Today at Scribe Forge, we’re talking about tasty treats, because even fictional characters enjoy snacks. Let’s start with the classic reminder that your fictional snacks can be a major plot point, like Prince Gristle of the Trolls series attempting to eat the protagonists, or a subtle detail that serves mainly to enrich the worldbuilding, like the aforementioned Scooby Snacks.
In real life, snacks range from the healthiest of celery sticks to the most hideous of garishly colored, high fructose corn syrup monstrosities. Everyone has their reasoning when it comes to personal food choices, so think about how your characters would select their snacks.
Surely, your highly trained fighter who relies on their body as their weapon would nourish it properly… but then again, if they’ve been burning calories by slaying dragons all day, they might just wolf down whatever food is the most readily available. Think of Lina Inverse and Goury from Slayers, who are living garbage disposals. But they’re like that because swords and sorcery works up an appetite, and who knows when they’ll come to the next town with a restaurant?
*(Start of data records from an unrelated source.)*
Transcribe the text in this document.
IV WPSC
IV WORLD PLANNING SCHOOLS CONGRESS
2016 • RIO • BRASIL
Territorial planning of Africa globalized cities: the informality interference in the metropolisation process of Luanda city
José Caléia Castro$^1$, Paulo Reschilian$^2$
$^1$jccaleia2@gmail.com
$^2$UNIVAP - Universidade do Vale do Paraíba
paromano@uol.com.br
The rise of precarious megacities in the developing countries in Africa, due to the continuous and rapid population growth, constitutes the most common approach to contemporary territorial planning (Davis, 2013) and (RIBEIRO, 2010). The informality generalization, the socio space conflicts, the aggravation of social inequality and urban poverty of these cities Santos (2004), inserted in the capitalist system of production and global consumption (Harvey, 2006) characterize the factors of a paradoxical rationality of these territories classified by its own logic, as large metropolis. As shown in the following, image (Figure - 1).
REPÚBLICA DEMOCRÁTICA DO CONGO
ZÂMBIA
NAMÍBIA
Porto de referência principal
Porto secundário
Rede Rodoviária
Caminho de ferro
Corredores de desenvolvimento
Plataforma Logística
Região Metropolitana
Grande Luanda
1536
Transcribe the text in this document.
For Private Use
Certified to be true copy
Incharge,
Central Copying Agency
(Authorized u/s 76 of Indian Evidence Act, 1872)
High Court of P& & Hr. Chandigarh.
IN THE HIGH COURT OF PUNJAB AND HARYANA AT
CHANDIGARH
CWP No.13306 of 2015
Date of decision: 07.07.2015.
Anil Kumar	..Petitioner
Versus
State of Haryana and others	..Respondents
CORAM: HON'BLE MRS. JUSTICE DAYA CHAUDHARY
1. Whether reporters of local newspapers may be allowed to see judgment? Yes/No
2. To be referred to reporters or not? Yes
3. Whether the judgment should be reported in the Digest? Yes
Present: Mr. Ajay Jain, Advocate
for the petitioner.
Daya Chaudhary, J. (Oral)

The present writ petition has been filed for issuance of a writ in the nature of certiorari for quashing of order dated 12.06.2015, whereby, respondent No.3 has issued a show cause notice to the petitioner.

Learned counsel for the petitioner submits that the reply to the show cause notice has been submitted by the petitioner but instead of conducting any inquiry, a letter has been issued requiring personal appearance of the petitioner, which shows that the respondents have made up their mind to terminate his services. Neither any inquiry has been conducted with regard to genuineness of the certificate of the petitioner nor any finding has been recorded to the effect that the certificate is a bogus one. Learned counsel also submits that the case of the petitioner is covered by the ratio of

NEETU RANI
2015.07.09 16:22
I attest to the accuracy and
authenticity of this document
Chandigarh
Whatever your characters decide to munch on, make sure it’s a decision made in-character and based on what would be attainable in their world. A character who lives in a food desert or has rather little money probably wouldn’t have access to decently nutritious foods, no matter how good their intentions or how strong their willpower. That is, a character’s (or a real person’s) food choices are limited by what they can get their hands on.
Foods, especially treats, are sometimes oddly moralized. A princess being groomed as the prettiest princess in the land might catch heck for indulging in a sugary snack. Then again, a sugary snack might be associated with celebration - such as at a carnival or wedding. When your characters choose to eat a snack and what they choose to eat will depend on what their culture has taught them about food. This speaks to your character’s entire culture, and hence, your worldbuilding.
Another restriction on snacks are ethical and religious ideals. Does your world have a set of rules about food that only certain groups of people follow? As in, is there an equivalent of food standards like the real life rules of Kosher and Halal? If you write religious food restrictions into your story, remember that they are based on something out there in the world. The rules of Kosher and Halal are based on cleanliness.
In other words, the rules about food aren’t random, so yours shouldn’t be either. What does your fictional culture value? How do those beliefs affect what foods the people consider okay to eat? What’s it like for a character following those rules if they go to a foreign country where no one else recognizes those restrictions?
Food and culture go hand in hand. Consider the Great Cake from Brian Jacques’ Redwall series. Or any of their feasts, really. The food in that series is as much about a community gathering as it is about getting enough to eat. Do your characters eat together? Do they cook for one another? How does that feed into (pun intended) their relationships?
Think about which foods are considered everyday snacks and which ones are special. This may have nothing to do with accessibility, ingredients, or nutritional content and be entirely about the society’s connotations. For example, a muffin and a cake are made of essentially the same ingredients, but if you eat a slice of cake with your coffee every day, people are going to wonder if you’re okay.
And all that’s just for regular foods that are only, well, foods. If you’re writing a universe with magic, maybe foods have a dramatic effect on their devourer. Think of the “eat me, drink me” tea snacks from Lewis Caroll’s Alice in Wonderland.
One more thing to keep in mind is that fictional foods have the potential to become iconic in setting the tone for your world. How many food bloggers out there have tried to recreate fictional foods? A quick web search churns out a bevy of listicles wherein people count down the fictional foods they’d love to taste. Interestingly, these range from the realistic (such as the Krabby Patty, the Reptar Bar, and the Naco from Spongebob Squarepants, Rugrats, and Kim Possible, respectively) to the completely unfamiliar (like Klah, from the Dragonriders of Pern series or Subtraction Stew from The Phantom Tollbooth). Maybe you can come up with something your audience will crave - even if they’ve already had second breakfast.
So don’t forget the snacks. They’re an important part of any world.